Employees major factor in increasing spread of viruses

The survey, conducted by market research firm TNS on behalf of network systems provider Novell UK, questioned 1,000 office workers across the UK. Two thirds of the respondents admitted to being unaware of even the most basic virus prevention measures. Perhaps even more alarmingly, 90% stated that they have no role to play in preventing the spread of viruses, leaving that responsibility to "their IT department, Microsoft or the government".

Many modern viruses, including the original strains of the MyDoom virus, are transferred through e-mail systems. It is therefore vital that employees are aware of the role they must play in protecting network and information security.

While organisations should put in place system measures, like anti-virus scanners, to prevent the spread of viruses, Novell states that reliance on these measures alone will never be sufficient. End users must be made aware of their individual responsibilities, and educated about the proper management of e-mail and prevention of viruses spread through e-mail systems.

As well as proving a technical headache for organisations left to deal with the virus, failure by employees to implement basic measures may also put organisations in breach of their general obligations to keep information secure.

Steve Brown, managing Director of Novell UK reached the following conclusion:

"Unless UK businesses start to take end user education seriously, we are going to see the impact of cyber crime spiral in 2004."

The survey threw up some other rather alarming results about employees' views on computer security.
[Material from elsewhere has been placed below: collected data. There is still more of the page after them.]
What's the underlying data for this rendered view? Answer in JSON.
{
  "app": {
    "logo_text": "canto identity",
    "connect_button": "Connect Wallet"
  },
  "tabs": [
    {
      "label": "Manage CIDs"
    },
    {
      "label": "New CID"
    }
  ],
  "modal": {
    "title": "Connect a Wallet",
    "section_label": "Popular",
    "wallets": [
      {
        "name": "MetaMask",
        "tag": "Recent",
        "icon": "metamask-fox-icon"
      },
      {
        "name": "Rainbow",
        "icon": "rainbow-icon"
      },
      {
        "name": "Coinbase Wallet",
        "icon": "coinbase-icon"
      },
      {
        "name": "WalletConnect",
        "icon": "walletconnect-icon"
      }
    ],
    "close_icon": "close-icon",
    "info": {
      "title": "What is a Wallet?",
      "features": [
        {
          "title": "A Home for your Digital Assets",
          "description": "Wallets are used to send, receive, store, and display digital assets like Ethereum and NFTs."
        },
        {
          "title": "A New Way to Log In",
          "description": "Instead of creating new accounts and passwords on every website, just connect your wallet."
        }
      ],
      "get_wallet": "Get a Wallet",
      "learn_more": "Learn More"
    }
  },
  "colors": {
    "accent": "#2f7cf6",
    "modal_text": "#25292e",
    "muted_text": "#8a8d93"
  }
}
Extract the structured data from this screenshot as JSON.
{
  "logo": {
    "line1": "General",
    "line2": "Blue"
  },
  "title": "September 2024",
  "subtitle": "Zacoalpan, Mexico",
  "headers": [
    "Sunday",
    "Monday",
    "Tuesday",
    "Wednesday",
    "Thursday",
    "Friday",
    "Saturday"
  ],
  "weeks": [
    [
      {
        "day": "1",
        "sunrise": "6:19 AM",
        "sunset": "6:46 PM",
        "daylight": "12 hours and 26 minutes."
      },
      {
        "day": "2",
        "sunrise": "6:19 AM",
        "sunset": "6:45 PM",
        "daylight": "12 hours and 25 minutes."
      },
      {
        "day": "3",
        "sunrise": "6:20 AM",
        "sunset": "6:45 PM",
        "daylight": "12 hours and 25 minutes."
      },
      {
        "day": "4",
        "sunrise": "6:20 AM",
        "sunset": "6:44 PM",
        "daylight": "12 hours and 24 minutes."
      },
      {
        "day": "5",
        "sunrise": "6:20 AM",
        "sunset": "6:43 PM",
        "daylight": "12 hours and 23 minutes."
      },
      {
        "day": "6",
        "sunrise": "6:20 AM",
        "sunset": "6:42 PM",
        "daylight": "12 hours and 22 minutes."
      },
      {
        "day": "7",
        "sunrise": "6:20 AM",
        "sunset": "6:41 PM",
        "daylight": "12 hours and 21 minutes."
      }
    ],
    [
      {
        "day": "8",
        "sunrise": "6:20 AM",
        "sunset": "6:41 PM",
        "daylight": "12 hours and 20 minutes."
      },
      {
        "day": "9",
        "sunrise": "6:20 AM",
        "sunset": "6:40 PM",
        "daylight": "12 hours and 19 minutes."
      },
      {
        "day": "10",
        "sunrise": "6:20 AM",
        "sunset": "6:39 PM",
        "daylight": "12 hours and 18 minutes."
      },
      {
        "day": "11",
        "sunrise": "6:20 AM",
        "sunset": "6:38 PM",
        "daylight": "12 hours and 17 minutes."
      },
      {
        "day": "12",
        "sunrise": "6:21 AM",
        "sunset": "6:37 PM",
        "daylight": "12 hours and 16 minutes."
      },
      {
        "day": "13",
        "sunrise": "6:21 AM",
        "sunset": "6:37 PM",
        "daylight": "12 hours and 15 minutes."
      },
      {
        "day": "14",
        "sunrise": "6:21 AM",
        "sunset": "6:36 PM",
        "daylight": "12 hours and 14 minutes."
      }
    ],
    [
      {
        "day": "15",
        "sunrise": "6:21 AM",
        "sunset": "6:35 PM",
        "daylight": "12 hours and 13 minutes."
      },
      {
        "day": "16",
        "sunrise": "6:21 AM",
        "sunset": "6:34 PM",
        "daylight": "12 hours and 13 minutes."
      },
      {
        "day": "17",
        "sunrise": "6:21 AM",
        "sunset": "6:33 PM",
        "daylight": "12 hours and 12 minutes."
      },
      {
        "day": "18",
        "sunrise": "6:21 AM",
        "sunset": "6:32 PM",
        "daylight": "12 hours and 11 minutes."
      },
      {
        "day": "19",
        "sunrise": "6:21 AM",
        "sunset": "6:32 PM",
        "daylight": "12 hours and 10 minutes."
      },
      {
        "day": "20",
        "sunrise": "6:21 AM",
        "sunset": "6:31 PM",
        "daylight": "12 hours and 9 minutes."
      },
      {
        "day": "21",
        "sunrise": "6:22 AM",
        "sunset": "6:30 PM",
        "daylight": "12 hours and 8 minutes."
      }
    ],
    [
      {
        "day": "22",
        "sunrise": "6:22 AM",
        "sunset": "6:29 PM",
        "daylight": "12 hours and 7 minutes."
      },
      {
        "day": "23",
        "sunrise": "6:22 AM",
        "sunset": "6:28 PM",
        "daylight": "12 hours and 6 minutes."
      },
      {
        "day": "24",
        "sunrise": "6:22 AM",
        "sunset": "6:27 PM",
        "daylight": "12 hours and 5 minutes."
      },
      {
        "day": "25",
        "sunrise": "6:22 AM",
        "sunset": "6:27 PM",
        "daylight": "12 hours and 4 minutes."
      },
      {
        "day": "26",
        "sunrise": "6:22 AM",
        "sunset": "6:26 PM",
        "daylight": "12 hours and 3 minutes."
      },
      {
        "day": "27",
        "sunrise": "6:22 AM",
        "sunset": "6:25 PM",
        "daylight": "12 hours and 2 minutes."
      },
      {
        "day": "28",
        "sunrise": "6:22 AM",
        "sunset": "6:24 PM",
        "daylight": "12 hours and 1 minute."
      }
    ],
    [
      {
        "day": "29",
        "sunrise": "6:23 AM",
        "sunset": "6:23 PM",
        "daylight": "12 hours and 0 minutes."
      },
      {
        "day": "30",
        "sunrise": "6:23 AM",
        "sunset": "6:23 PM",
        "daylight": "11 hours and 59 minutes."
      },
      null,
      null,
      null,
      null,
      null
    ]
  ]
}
A third of the respondents write down their computer passwords so that they don't forget them, with one in ten leaving passwords written on a post-it note on their desk. 58% of respondents also regularly forward spam to friends and colleagues.

Employers must ensure that, in addition to network security measures, employees are aware of their role in information security. This should be included in a company's internet and e-mail use policy, and should be backed up with an active education programme. Issues to be considered will include the proper management of desktop systems (installing virus updates and not downloading unsafe software) and the proper use of e-mail systems.